Opel Astra gegen VW Golf

Klasse-Treffen

Foto: Hans-Dieter Seufert

In der Neuauflage treten die beiden Kompaktklasse-Wagen gegeneinander an. Der Golf mit 115-PS-FSI-Triebwerk, der Astra mit 105 PS starkem Twinport-Motor.

Nicht alle Doppeltests von auto motor und sport bergen so viel Spannung und Erwartung. Neuer Golf gegen den neuen Astra hat etwas vom Duell des Jahres. Von dem einen Kombattanten weiß man schon etwas mehr als vom anderen. Der Golf V hat ein paar Monate Vorsprung auf dem Markt und die auto motor und sport-Tests mit Bravour bestanden. Der Glanz im Verkauf steht dagegen noch immer aus. Vielleicht hat es auch mit dem Styling zu tun. Noch nie wurde ein neuer Golf so wenig beachtet, und ganz bewusst zeigt das neue Modell ja optisch keine wirklich neue Linie.

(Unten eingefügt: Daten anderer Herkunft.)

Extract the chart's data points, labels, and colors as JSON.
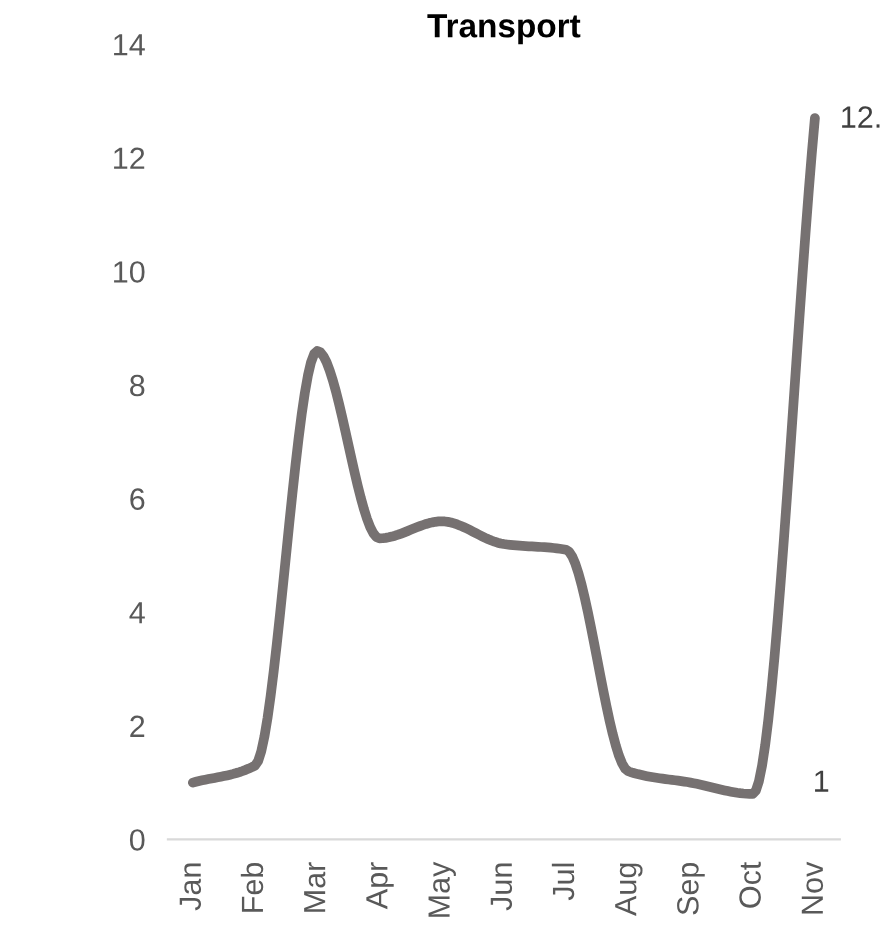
{
  "chart_data": {
    "type": "line",
    "title": "Transport",
    "categories": [
      "Jan",
      "Feb",
      "Mar",
      "Apr",
      "May",
      "Jun",
      "Jul",
      "Aug",
      "Sep",
      "Oct",
      "Nov"
    ],
    "series": [
      {
        "color": "#767171",
        "values": [
          1.0,
          1.3,
          8.6,
          5.3,
          5.6,
          5.2,
          5.1,
          1.2,
          1.0,
          0.8,
          12.7
        ]
      }
    ],
    "ylim": [
      0,
      14
    ],
    "yticks": [
      0,
      2,
      4,
      6,
      8,
      10,
      12,
      14
    ],
    "grid": false,
    "legend": false,
    "marker": "none",
    "line_style": "solid",
    "annotations": [
      "12.",
      "1"
    ]
  }
}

Opel war hier mutiger beziehungsweise weniger gebunden. Wenn die Designer einen neuen Astra machen, können sie das alte Modell getrost vergessen. Er ist das optisch interesssantere Produkt geworden, nicht unbedingt das schönere. Kompaktklasse heißt das Segment, in dem die beiden neuen Rivalen agieren, aber wenn das mit dem Längenwachstum so weitergeht, muss man sich bald eine neue Bezeichnung ausdenken. Gewachsen sind sie beide, der Astra sogar noch etwas mehr auf stattliche 4,25 Meter (Golf: 4,20).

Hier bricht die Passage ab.